Stop the press. Making me cry in the cinema is an easy task for filmmakers. But making me cries tears of laughter accompanied by sustained out-loud chuckles is a complete rarity.
So hats off to John Francis Daley and Jonathan Goldstein who managed it with the incredibly well-judged Game Night based on Mark Perez's script.
Three couples gather for a weekly game of board games and mind games. Annie (Rachel McAdams) and Max (Jason Bateman) met while competing at a pub quiz. Now there are competing against Max's stressed sperm to make a baby. Michelle (Kylie Bunbury) and Kevin (Lamorne Morris) have been together for nearly forever, but don't quite know everything about each other. Ryan (Billy Magnussen) brings a different identikit date to the meetup each week. There used to be a fourth couple, but Debbie and Gary (Jesse Plemons) split up. He's a creepy cop who lives next door to Annie and Max with his white terrier, unhappy that he is now being excluded from the fun.
Into this competitive harmony comes Max's older brother Brooks (Kyle Chandler) whose winning streak in life seems unassailable. He organises an over-the-top game night, a kidnap mystery using a local gaming company. However, his own business dealings come back to haunt him and after a while, the clueless couples - joined for the ride by Ryan's latest date Sarah (Sharon Horgan) - figure out that the frenzied scene that plays out in Brooks' living room is more realistic and sinister than it should have been.

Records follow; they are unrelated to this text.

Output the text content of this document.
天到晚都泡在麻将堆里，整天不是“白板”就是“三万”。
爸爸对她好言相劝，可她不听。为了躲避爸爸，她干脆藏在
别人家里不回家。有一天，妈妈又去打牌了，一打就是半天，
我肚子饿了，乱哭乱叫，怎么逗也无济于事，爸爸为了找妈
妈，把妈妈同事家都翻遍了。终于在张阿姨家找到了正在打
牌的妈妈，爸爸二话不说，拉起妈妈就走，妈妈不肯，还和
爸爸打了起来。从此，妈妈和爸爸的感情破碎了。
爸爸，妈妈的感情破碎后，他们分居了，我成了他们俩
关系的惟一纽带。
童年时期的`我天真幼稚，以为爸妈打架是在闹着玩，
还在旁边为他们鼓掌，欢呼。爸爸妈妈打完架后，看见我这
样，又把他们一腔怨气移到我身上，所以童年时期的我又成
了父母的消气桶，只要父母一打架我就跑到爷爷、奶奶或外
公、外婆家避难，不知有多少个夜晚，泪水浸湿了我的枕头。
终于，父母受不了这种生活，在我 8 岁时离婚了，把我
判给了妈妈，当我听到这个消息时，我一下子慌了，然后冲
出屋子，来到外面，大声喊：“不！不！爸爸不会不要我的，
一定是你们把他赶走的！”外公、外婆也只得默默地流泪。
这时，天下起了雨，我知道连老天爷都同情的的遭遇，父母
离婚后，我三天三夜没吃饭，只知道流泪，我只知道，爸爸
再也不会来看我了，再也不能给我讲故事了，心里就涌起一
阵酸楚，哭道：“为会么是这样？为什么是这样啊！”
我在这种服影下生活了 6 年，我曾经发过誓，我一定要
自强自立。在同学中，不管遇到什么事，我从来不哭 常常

There are gun shots, car chases, slipping, sliding, pauses in the middle of the action for couples to argue, and some beautifully directed and edited scenes that surprise in ridiculously mirth-inducing ways. There are twists aplenty, but when the premise is so implausible, there's no harm stretching disbelief just that little bit further.
The bleeding sleeve that disappears is forgivable. The fact that Lamorne Morris and Sharon Horgan are just playing themselves (or at best are cast as Winston from New Girl and Sharon from Catastrophe) is fine since their characters work so well in the Cluedo-esque ensemble.
Horgan's delivery of sarcasm together with McAdams' attempts at bravado are the icing on a very sweet cake. Barry Peterson's suburban cinematography is exquisite and the tilt-shift model-like shots finally make sense in the closing credits. And while I wish Bunbury and Morris (Michelle and Kevin) had been given more to do in the screenplay, it's worth waiting until the very end of the credits to discover more about the man at the centre of their disagreement.
Cancel your own game night and head to a local cinema from Friday 2 March to see Game Night. It's the funniest film I've seen so far this year ... and it's far better than the trailer.